A: A few years ago, we actually tried to grow in Pittsburgh but had the same thing happen in Pittsburgh on a micro scale that’s happened in the last year (nationally). We came in and Spirit added service, so at the end of the day there were too many of us trying to serve Florida and the main leisure markets. So we took a step back – and I will say you have a real asset in [CEO] Christina [Cassotis] because she’s been persistent – and she convinced us to take another look. We started looking at all the places that are not Florida and not leisure.

We started looking at Philadelphia, as an example, and realized, well gosh, the average fares are $300 each way, $600 roundtrip. You’ve got a couple thousand people a day driving between Pittsburgh and Philly, paying $36.50 if they have EZ Pass and $70 if they don’t. And no telling whatever construction issues you may be dealing with. (We) have a huge opportunity. It should be as cheap to go to Philly as it is to go to Florida. We’re here to make sure that happens. The list just starts at Philly and goes on.

A Frontier A321neo in the carrier’s “America’s Greenest Airline” livery taxis into its gate at PIT on May 23, 2023. (Photo by Evan Dougherty)

Q: Talk about the business traffic you see going back and forth between Pittsburgh and Philadelphia.

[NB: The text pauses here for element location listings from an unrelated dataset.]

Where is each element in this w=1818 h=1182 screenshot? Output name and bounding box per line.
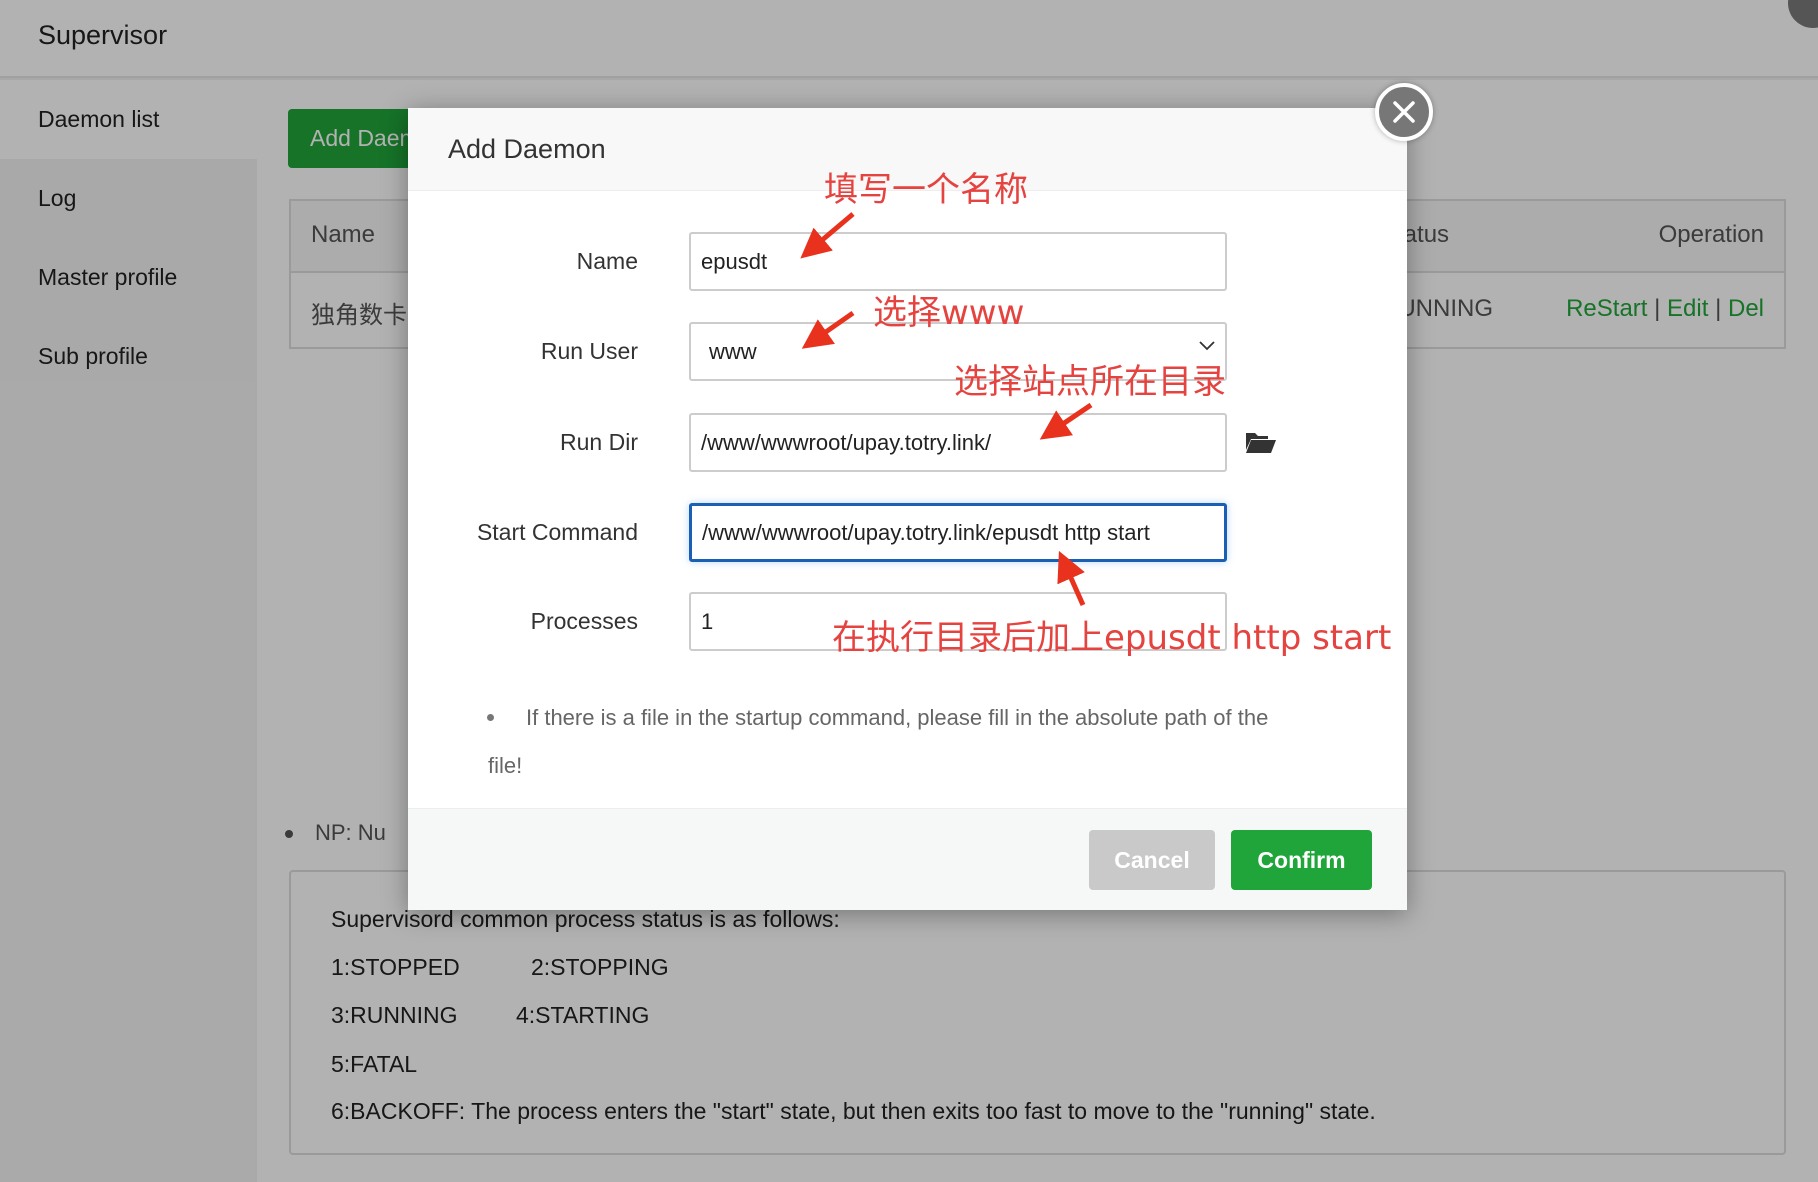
bullet-icon xyxy=(487,714,494,721)
run-dir-input[interactable] xyxy=(689,413,1227,472)
name-label: Name xyxy=(576,248,638,274)
processes-label: Processes xyxy=(530,608,638,634)
note-text-line2: file! xyxy=(488,753,523,778)
annotation-run-dir: 选择站点所在目录 xyxy=(954,362,1226,402)
folder-open-icon[interactable] xyxy=(1245,430,1277,454)
chevron-down-icon xyxy=(1199,341,1215,351)
add-daemon-dialog: Add Daemon Name Run User www Run Dir Sta… xyxy=(408,108,1407,910)
annotation-name: 填写一个名称 xyxy=(824,170,1028,210)
annotation-run-user: 选择www xyxy=(873,293,1025,333)
annotation-start-command: 在执行目录后加上epusdt http start xyxy=(832,618,1392,658)
dialog-title: Add Daemon xyxy=(448,134,606,164)
start-command-input[interactable] xyxy=(689,503,1227,562)
start-command-label: Start Command xyxy=(476,519,638,545)
confirm-button[interactable]: Confirm xyxy=(1231,830,1372,890)
dialog-close-button[interactable] xyxy=(1375,83,1433,141)
note-text-line1: If there is a file in the startup comman… xyxy=(526,705,1269,730)
run-user-label: Run User xyxy=(540,338,638,364)
close-icon xyxy=(1393,101,1415,123)
run-dir-label: Run Dir xyxy=(560,429,638,455)
cancel-button[interactable]: Cancel xyxy=(1089,830,1215,890)
name-input[interactable] xyxy=(689,232,1227,291)
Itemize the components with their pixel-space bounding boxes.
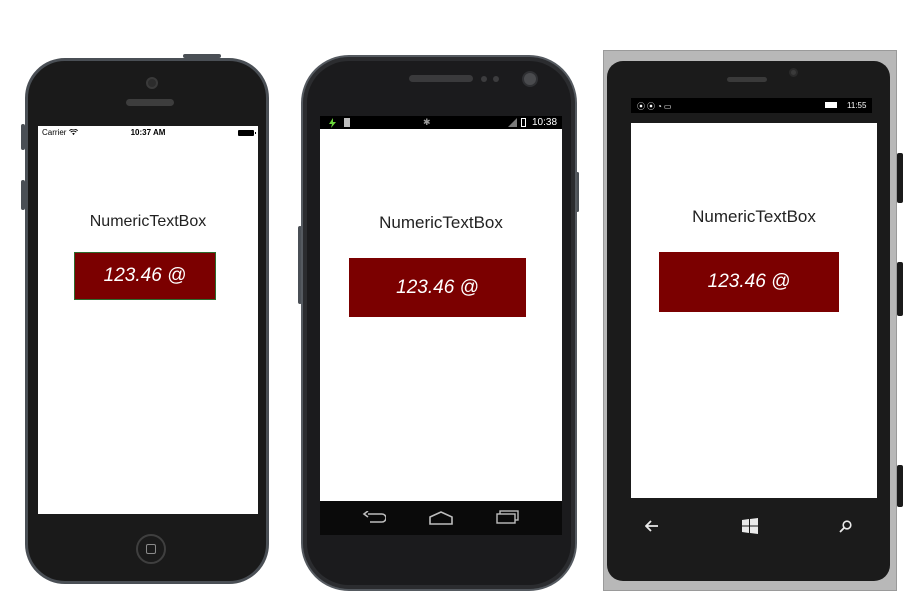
earpiece-speaker [727,77,767,82]
front-camera [146,77,158,89]
search-icon[interactable] [839,520,852,533]
wp-side-button [897,153,903,203]
sd-card-icon [344,118,350,127]
ios-status-bar: Carrier 10:37 AM [38,126,258,140]
wp-screen: NumericTextBox 123.46 @ [631,123,877,498]
numeric-text-box[interactable]: 123.46 @ [659,252,839,312]
back-arrow-icon[interactable] [645,520,659,532]
wp-status-bar: ⦿⦿◔▭ 11:55 [631,98,872,113]
android-screen: NumericTextBox 123.46 @ [320,129,562,501]
sensor-dot [481,76,487,82]
battery-icon [238,130,256,136]
android-nav-bar [320,501,562,535]
earpiece-speaker [409,75,473,82]
front-camera [789,68,798,77]
home-button[interactable] [136,534,166,564]
wp-side-button-3 [897,465,903,507]
bluetooth-icon: ✱ [423,117,431,127]
android-clock: 10:38 [532,117,558,128]
wp-clock: 11:55 [847,101,867,110]
notification-icons: ⦿⦿◔▭ [637,102,674,111]
android-device: ✱ 10:38 NumericTextBox 123.46 @ [301,55,577,591]
earpiece-speaker [126,99,174,106]
battery-icon [521,118,526,127]
home-button-icon [146,544,156,554]
battery-icon [825,102,837,108]
android-status-bar: ✱ 10:38 [320,116,562,129]
iphone-device: Carrier 10:37 AM NumericTextBox 123.46 @ [25,58,269,584]
wp-side-button-2 [897,262,903,316]
back-icon[interactable] [362,511,386,525]
page-title: NumericTextBox [379,213,503,232]
numeric-text-box[interactable]: 123.46 @ [349,258,526,317]
page-title: NumericTextBox [89,213,207,230]
sensor-dot [493,76,499,82]
front-camera [522,71,538,87]
ios-clock: 10:37 AM [130,128,166,137]
ios-screen: Carrier 10:37 AM NumericTextBox 123.46 @ [38,126,258,514]
home-icon[interactable] [428,511,454,525]
recents-icon[interactable] [496,510,520,524]
numeric-text-box[interactable]: 123.46 @ [74,252,216,300]
charging-icon [329,118,336,128]
windows-logo-icon[interactable] [742,518,758,534]
page-title: NumericTextBox [692,207,816,226]
signal-icon [508,118,517,127]
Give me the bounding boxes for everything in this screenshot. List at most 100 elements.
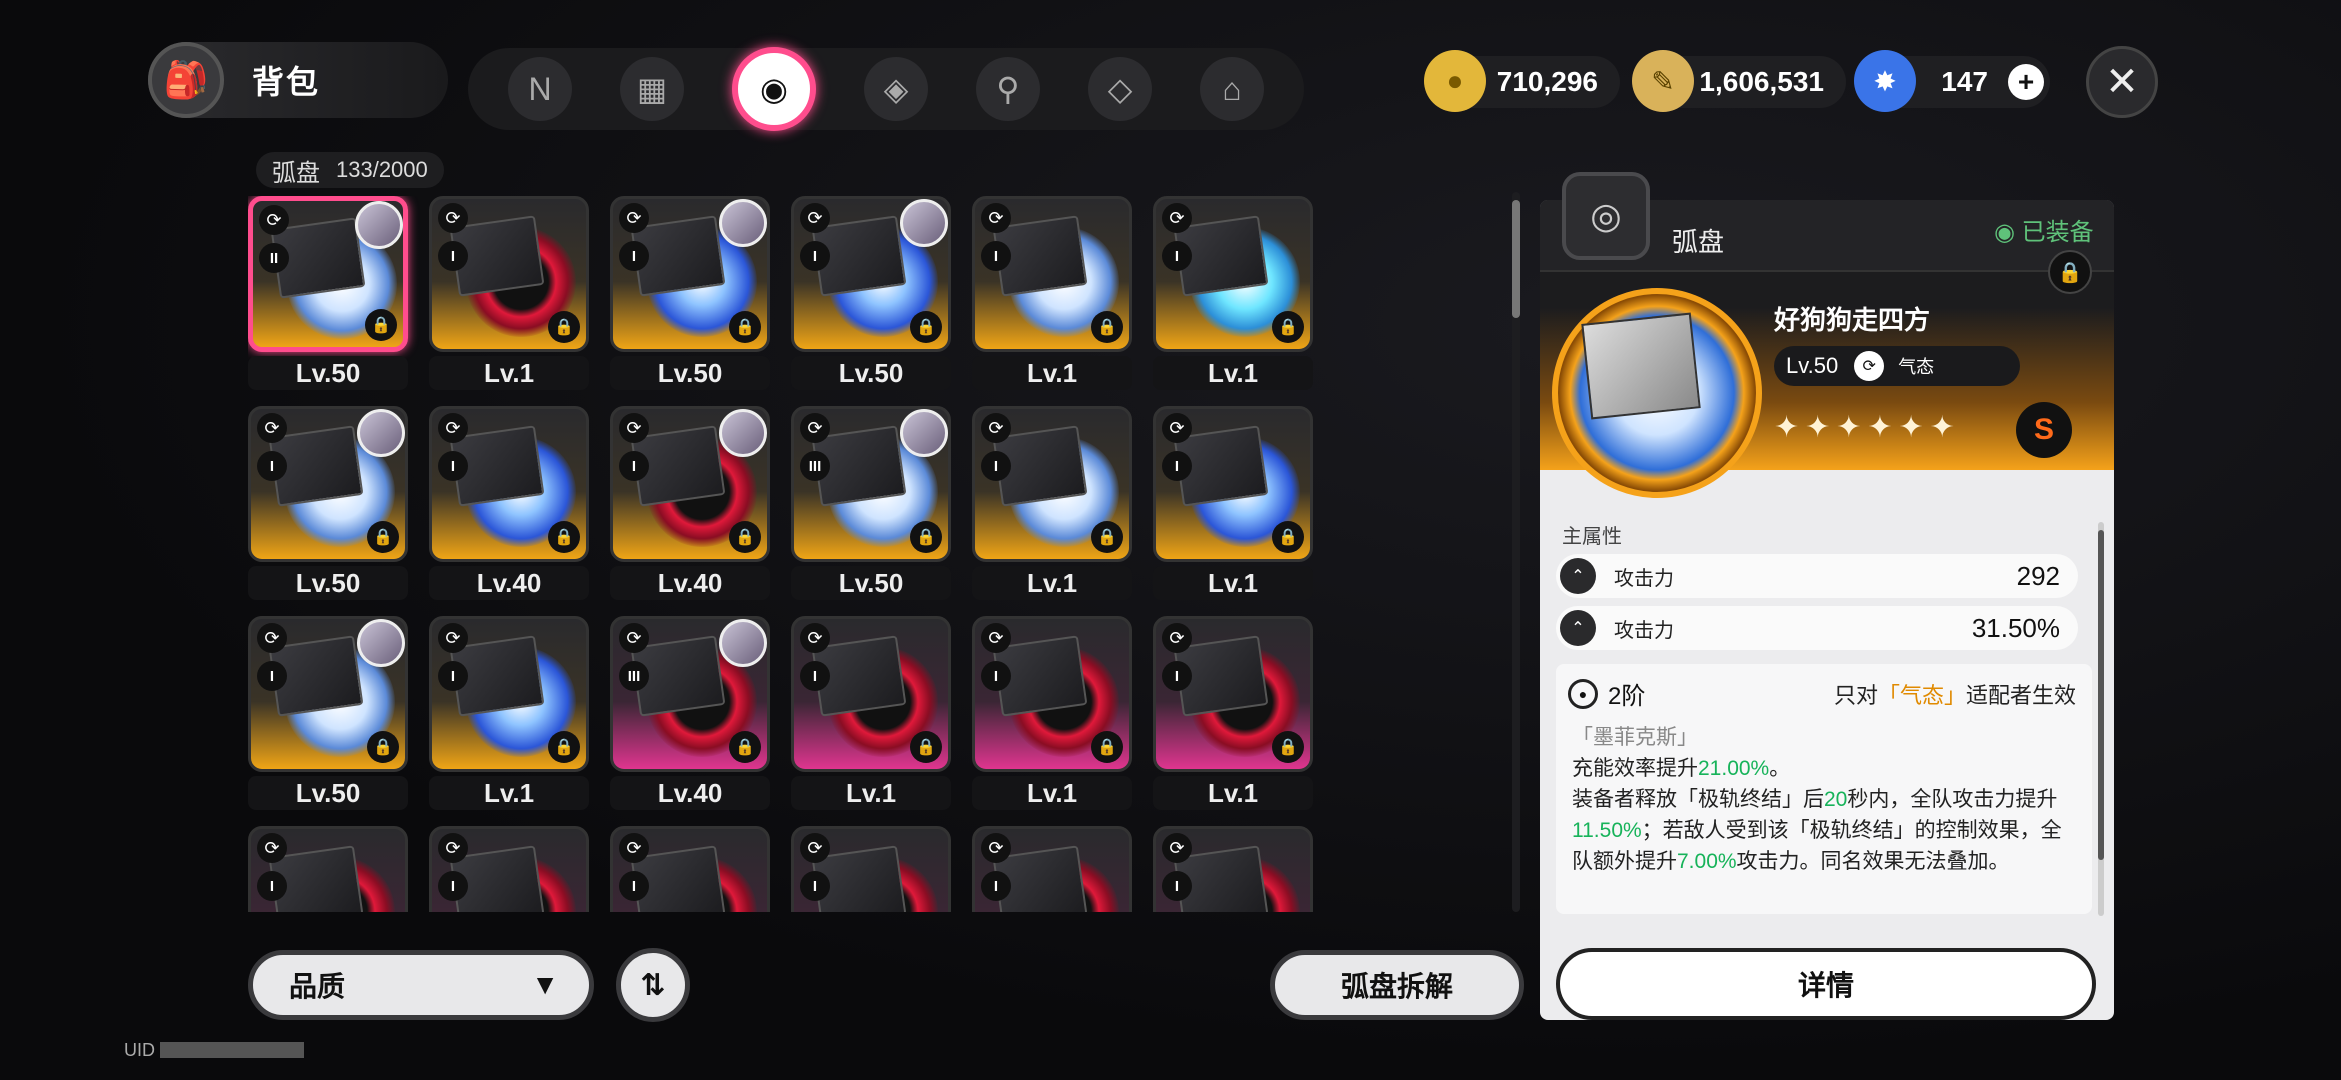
- disc-level: Lv.40: [610, 776, 770, 810]
- attribute-icon: ⟳: [259, 205, 289, 235]
- ticket-icon: ✎: [1632, 50, 1694, 112]
- disc-level: Lv.50: [610, 356, 770, 390]
- disc-level: Lv.50: [248, 356, 408, 390]
- disc-card[interactable]: ⟳ I 🔒 Lv.1: [791, 616, 951, 810]
- attribute-icon: ⟳: [257, 413, 287, 443]
- disc-card-art: ⟳ I 🔒: [1153, 616, 1313, 772]
- tier-badge: I: [981, 241, 1011, 271]
- tier-badge: I: [438, 871, 468, 901]
- t: 。: [1769, 757, 1791, 780]
- close-button[interactable]: ✕: [2086, 46, 2158, 118]
- attribute-icon: ⟳: [981, 203, 1011, 233]
- disc-card[interactable]: ⟳ I 🔒: [429, 826, 589, 912]
- disc-level: Lv.50: [791, 356, 951, 390]
- lock-icon: 🔒: [1091, 521, 1123, 553]
- lock-icon: 🔒: [367, 731, 399, 763]
- disc-card[interactable]: ⟳ I 🔒 Lv.40: [610, 406, 770, 600]
- disc-card[interactable]: ⟳ I 🔒: [972, 826, 1132, 912]
- crystal-icon: ✸: [1854, 50, 1916, 112]
- sort-button[interactable]: ⇅: [616, 948, 690, 1022]
- attribute-icon: ⟳: [800, 833, 830, 863]
- disc-card-art: ⟳ I 🔒: [610, 196, 770, 352]
- attribute-icon: ⟳: [619, 203, 649, 233]
- disc-level: Lv.50: [791, 566, 951, 600]
- disc-card[interactable]: ⟳ I 🔒 Lv.40: [429, 406, 589, 600]
- detail-scroll-thumb[interactable]: [2098, 530, 2104, 860]
- tab-box[interactable]: ◈: [864, 57, 928, 121]
- disc-card[interactable]: ⟳ I 🔒 Lv.1: [429, 196, 589, 390]
- disc-level: Lv.1: [1153, 356, 1313, 390]
- disc-card[interactable]: ⟳ III 🔒 Lv.50: [791, 406, 951, 600]
- disc-card[interactable]: ⟳ I 🔒 Lv.1: [1153, 616, 1313, 810]
- disc-card[interactable]: ⟳ I 🔒 Lv.50: [610, 196, 770, 390]
- disc-card[interactable]: ⟳ I 🔒 Lv.1: [1153, 196, 1313, 390]
- tier-badge: I: [438, 241, 468, 271]
- sort-icon: ⇅: [640, 968, 666, 1002]
- disc-card[interactable]: ⟳ I 🔒 Lv.1: [972, 196, 1132, 390]
- attribute-icon: ⟳: [1162, 413, 1192, 443]
- item-attribute: 气态: [1898, 357, 1935, 377]
- lock-icon: 🔒: [729, 521, 761, 553]
- disc-card-art: ⟳ I 🔒: [791, 196, 951, 352]
- tab-home[interactable]: ⌂: [1200, 57, 1264, 121]
- tab-disc[interactable]: ◉: [732, 47, 816, 131]
- tier-badge: II: [259, 243, 289, 273]
- disc-card[interactable]: ⟳ III 🔒 Lv.40: [610, 616, 770, 810]
- disc-card-art: ⟳ I 🔒: [248, 616, 408, 772]
- details-button[interactable]: 详情: [1556, 948, 2096, 1020]
- disc-card[interactable]: ⟳ I 🔒: [1153, 826, 1313, 912]
- disc-card[interactable]: ⟳ I 🔒 Lv.1: [972, 406, 1132, 600]
- disc-card[interactable]: ⟳ II 🔒 Lv.50: [248, 196, 408, 390]
- attribute-icon: ⟳: [800, 413, 830, 443]
- attribute-icon: ⟳: [981, 413, 1011, 443]
- disc-card[interactable]: ⟳ I 🔒: [610, 826, 770, 912]
- equipped-character-avatar: [719, 619, 767, 667]
- tier-badge: I: [1162, 661, 1192, 691]
- add-crystal-button[interactable]: +: [2008, 64, 2044, 100]
- uid-label: UID: [124, 1040, 155, 1060]
- attribute-icon: ⟳: [438, 833, 468, 863]
- disc-card[interactable]: ⟳ I 🔒: [248, 826, 408, 912]
- stat-value: 31.50%: [1971, 612, 2060, 643]
- disc-card[interactable]: ⟳ I 🔒 Lv.50: [791, 196, 951, 390]
- disc-card-art: ⟳ I 🔒: [972, 406, 1132, 562]
- disc-card[interactable]: ⟳ I 🔒 Lv.1: [1153, 406, 1313, 600]
- dismantle-button[interactable]: 弧盘拆解: [1270, 950, 1524, 1020]
- home-icon: ⌂: [1222, 70, 1242, 107]
- tab-n[interactable]: N: [508, 57, 572, 121]
- star-rating: ✦✦✦✦✦✦: [1774, 410, 1961, 445]
- tab-food[interactable]: ⚲: [976, 57, 1040, 121]
- attribute-icon: ⟳: [438, 413, 468, 443]
- set-name: 「墨菲克斯」: [1572, 726, 1698, 749]
- disc-card[interactable]: ⟳ I 🔒 Lv.50: [248, 406, 408, 600]
- disc-card[interactable]: ⟳ I 🔒: [791, 826, 951, 912]
- disc-card-art: ⟳ I 🔒: [791, 826, 951, 912]
- disc-card[interactable]: ⟳ I 🔒 Lv.50: [248, 616, 408, 810]
- bag-title: 背包: [252, 64, 321, 100]
- grid-scroll-thumb[interactable]: [1512, 200, 1520, 318]
- tier-badge: I: [257, 451, 287, 481]
- tier-badge: I: [257, 661, 287, 691]
- item-level: Lv.50: [1786, 353, 1839, 378]
- tab-device[interactable]: ▦: [620, 57, 684, 121]
- ticket-value: 1,606,531: [1699, 66, 1824, 97]
- quality-label: 品质: [289, 971, 346, 1002]
- attribute-icon: ⟳: [619, 833, 649, 863]
- set-condition: 只对「气态」适配者生效: [1834, 678, 2076, 710]
- level-attribute-pill: Lv.50 ⟳ 气态: [1774, 346, 2020, 386]
- disc-level: Lv.1: [791, 776, 951, 810]
- lock-icon: 🔒: [2057, 261, 2083, 284]
- set-line-1: 充能效率提升21.00%。: [1572, 753, 2082, 784]
- lock-toggle-button[interactable]: 🔒: [2048, 250, 2092, 294]
- n-icon: N: [528, 70, 552, 107]
- quality-filter-button[interactable]: 品质 ▼: [248, 950, 594, 1020]
- v: 21.00%: [1698, 757, 1770, 780]
- disc-card[interactable]: ⟳ I 🔒 Lv.1: [972, 616, 1132, 810]
- tab-crystal[interactable]: ◇: [1088, 57, 1152, 121]
- attribute-icon: ⟳: [800, 623, 830, 653]
- currency-ticket: ✎ 1,606,531: [1632, 50, 1846, 112]
- stat-label: 攻击力: [1614, 567, 1674, 590]
- disc-card[interactable]: ⟳ I 🔒 Lv.1: [429, 616, 589, 810]
- stat-row: ⌃ 攻击力 292: [1556, 554, 2078, 598]
- lock-icon: 🔒: [1091, 731, 1123, 763]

A: I think there’s a lot of business traffic because someone else is paying for the ticket. At $600 roundtrip, if your mom calls and says your grandmother is sick, are you taking a family of four, at $2,400? No. You’re either driving or not going, so that’s the reality. I think the business will stimulate some, especially with a lot of the entrepreneurs that are buying their own ticket. But I think the big stimulation will be in the leisure and (visiting friends and relatives). We’re opening it up and making it free-flowing to get between the two cities.

Q: Pittsburgh has changed a lot in the last 20 years. What are the biggest differences you see?

A: It’s changed a whole lot. In the early 2000s I ran marketing and sales for US Airways around the time that the hub closed. And I can tell you that I remember coming over here for account visits and various events. Downtown, there was no one after work hours. At night, you didn’t have the scene you have now. It was a Tuesday night last night, everything was full… there’s lots of activities. Twenty years ago, you just didn’t have the vibrant activity you have. You have a young crowd, this tech crowd. I think it’s just night and day.

Q: What else do you want people to know?

A: We are really excited to be here, and we have a lot of planes on order. I have told the business community here that you get the service you deserve. What I mean by that is that we lower the fares generally across the board for everybody. If you stick with your fill-in-the-blank carrier that you’ve been flying because they lowered their price, I will pull the flights. And when it snaps back to $600 to $900 don’t call and complain. You got the service you deserve. If you support us, and it works really well, then we’ll do Pittsburgh to Cincinnati, Pittsburgh to Kansas City, Pittsburgh to more places and that’s the reality. We have the aircraft. We can make the investment.